I first saw Star Wars at the movie theater when I was eight years old. When I tell my son that I know about the first Star Wars, my young son will correct me and say, “No, MOM, it’s not the FIRST Star Wars, it’s episode IV: A New Hope.”

WTH?

When you start messing with chronology and prequels, you lose me. You had me at Clone Troopers, Boba Fett, Jango Fett, General Grievous, Count Dooku. And Anakin. Who IS this kid?

If I had to write an essay on the Star Wars storyline and how these characters interact, I would pee my Jedi briefs. I just don’t get it. And I’m a pretty smart cookie.

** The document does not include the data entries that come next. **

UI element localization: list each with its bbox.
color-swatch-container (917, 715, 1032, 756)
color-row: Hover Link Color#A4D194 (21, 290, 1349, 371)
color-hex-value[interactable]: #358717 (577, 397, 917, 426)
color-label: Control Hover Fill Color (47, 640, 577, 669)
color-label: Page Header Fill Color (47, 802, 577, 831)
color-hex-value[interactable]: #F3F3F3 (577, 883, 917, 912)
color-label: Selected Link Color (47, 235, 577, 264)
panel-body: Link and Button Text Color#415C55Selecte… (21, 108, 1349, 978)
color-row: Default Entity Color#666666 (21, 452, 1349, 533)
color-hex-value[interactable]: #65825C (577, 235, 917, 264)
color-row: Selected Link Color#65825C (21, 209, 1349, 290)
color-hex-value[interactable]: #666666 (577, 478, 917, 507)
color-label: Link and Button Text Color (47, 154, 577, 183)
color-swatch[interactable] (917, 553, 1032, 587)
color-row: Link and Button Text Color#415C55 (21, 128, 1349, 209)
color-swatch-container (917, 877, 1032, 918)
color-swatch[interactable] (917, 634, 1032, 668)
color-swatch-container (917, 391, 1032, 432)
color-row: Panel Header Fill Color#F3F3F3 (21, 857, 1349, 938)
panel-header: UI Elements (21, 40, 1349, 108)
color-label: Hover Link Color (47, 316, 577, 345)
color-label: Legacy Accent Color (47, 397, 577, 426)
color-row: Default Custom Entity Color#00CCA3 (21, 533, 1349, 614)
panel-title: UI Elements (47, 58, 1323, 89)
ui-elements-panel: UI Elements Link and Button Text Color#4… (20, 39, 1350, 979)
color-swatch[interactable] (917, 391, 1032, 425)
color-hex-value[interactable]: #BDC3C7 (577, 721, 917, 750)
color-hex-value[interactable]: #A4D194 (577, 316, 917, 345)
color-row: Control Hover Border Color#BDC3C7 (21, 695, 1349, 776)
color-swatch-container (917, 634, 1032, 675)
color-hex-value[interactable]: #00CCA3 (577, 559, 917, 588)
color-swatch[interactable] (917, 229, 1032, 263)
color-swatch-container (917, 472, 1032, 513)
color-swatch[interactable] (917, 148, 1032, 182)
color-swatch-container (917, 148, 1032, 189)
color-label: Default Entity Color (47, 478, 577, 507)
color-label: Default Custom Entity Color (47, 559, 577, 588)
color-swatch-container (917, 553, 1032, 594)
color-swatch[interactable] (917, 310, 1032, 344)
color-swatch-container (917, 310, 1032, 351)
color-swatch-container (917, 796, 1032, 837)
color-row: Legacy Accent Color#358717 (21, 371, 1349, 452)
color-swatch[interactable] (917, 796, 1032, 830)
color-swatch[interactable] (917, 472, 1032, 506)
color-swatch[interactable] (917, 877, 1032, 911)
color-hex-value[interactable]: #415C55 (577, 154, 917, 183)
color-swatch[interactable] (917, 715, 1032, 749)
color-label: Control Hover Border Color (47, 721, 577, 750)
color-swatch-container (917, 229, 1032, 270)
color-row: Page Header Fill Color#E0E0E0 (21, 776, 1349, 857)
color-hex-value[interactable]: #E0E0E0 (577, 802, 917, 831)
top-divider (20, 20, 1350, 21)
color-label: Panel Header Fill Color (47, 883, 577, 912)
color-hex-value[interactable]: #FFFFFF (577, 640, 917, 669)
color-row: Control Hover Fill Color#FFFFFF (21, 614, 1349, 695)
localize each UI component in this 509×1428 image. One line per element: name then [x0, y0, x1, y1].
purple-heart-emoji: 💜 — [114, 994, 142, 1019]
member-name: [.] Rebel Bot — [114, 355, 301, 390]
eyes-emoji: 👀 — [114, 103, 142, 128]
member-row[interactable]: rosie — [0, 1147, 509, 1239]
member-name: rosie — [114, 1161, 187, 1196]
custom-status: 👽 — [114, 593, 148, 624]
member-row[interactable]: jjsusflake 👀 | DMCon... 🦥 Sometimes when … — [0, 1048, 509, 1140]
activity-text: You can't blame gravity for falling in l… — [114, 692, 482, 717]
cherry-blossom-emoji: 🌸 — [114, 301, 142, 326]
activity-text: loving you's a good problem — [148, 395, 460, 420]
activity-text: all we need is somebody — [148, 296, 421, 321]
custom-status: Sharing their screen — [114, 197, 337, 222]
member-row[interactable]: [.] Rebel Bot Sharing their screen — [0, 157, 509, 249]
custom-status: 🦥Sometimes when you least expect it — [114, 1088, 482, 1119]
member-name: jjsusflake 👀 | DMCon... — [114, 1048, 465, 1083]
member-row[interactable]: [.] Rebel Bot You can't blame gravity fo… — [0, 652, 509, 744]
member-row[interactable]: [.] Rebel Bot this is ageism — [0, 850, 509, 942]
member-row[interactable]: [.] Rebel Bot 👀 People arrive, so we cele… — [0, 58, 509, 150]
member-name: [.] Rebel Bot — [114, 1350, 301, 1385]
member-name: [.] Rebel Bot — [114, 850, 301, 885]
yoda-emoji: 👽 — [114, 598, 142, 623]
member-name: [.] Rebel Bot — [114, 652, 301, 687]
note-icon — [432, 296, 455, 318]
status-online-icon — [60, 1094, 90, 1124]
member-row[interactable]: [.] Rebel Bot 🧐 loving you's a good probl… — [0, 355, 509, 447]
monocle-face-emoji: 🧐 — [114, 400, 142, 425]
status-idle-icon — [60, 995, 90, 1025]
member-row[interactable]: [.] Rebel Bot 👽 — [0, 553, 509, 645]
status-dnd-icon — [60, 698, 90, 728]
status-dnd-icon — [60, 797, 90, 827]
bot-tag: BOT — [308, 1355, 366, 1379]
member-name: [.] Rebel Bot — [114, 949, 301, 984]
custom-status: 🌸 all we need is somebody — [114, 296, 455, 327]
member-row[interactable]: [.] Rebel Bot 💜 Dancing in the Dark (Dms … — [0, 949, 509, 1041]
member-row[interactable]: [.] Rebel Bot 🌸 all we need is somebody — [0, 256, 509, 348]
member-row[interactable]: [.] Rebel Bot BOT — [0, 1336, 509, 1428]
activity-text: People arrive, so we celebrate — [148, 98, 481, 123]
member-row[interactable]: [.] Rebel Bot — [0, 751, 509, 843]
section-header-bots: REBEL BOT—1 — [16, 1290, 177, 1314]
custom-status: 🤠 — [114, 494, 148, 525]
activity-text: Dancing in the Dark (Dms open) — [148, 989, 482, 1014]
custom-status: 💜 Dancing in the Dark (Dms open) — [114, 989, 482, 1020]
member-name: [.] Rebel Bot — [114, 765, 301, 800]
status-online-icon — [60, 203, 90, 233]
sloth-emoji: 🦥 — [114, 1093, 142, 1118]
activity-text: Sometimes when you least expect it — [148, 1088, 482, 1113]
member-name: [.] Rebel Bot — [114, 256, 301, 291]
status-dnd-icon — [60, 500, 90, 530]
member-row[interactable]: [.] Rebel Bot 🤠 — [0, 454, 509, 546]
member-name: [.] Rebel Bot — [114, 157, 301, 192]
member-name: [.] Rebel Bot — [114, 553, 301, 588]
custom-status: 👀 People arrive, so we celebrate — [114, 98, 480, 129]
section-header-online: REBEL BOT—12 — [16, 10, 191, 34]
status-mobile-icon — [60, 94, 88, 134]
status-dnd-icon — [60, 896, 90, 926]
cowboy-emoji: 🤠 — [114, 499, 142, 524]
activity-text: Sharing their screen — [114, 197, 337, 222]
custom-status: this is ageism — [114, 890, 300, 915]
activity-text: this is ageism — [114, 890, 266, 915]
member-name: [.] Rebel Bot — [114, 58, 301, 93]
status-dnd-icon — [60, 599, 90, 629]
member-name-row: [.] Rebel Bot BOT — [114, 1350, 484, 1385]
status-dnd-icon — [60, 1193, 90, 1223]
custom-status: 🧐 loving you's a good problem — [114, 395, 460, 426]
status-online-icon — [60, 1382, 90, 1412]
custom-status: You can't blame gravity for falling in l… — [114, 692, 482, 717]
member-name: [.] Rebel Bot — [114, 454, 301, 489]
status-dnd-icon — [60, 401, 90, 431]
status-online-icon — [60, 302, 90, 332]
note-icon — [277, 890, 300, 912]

I mean, I know Chewbacca C-3PO, R2-D2, Han Solo, Luke Skywalker, Darth Vader, Jabba the Hut, Princess Leia, Storm Troopers, Yoda. You could quiz me. I even know the Millenium Falcon and the Death Star.

Dude! When I was a kid, C-3PO and R2-D2 did a Public Service Announcement about immunize-your-children-against-Whooping-Cough. Whooping Cough?! Yeah that. Now I sound as if I’m as old as Yoda.

Then there’s the Wookies, Ewoks, even Jar Jar Binks (doesn’t he sound like Dobby in Harry Potter?) I know them!

I am the mother to three children who happen to love this sextiology. My youngest son will talk for hours straight about Boba and Jango. I nod and smile as if I totally get it. (I don’t have a clue.)

But I’ll buy the Lego Star Wars game on Xbox 360, light sabers, the Clone Trooper Halloween costume, the Lego sets, the Yoda jammies, toothbrushes. Regardless of my Star Wars retardation, I DO have a clue about consumerism and merchandising. I get that.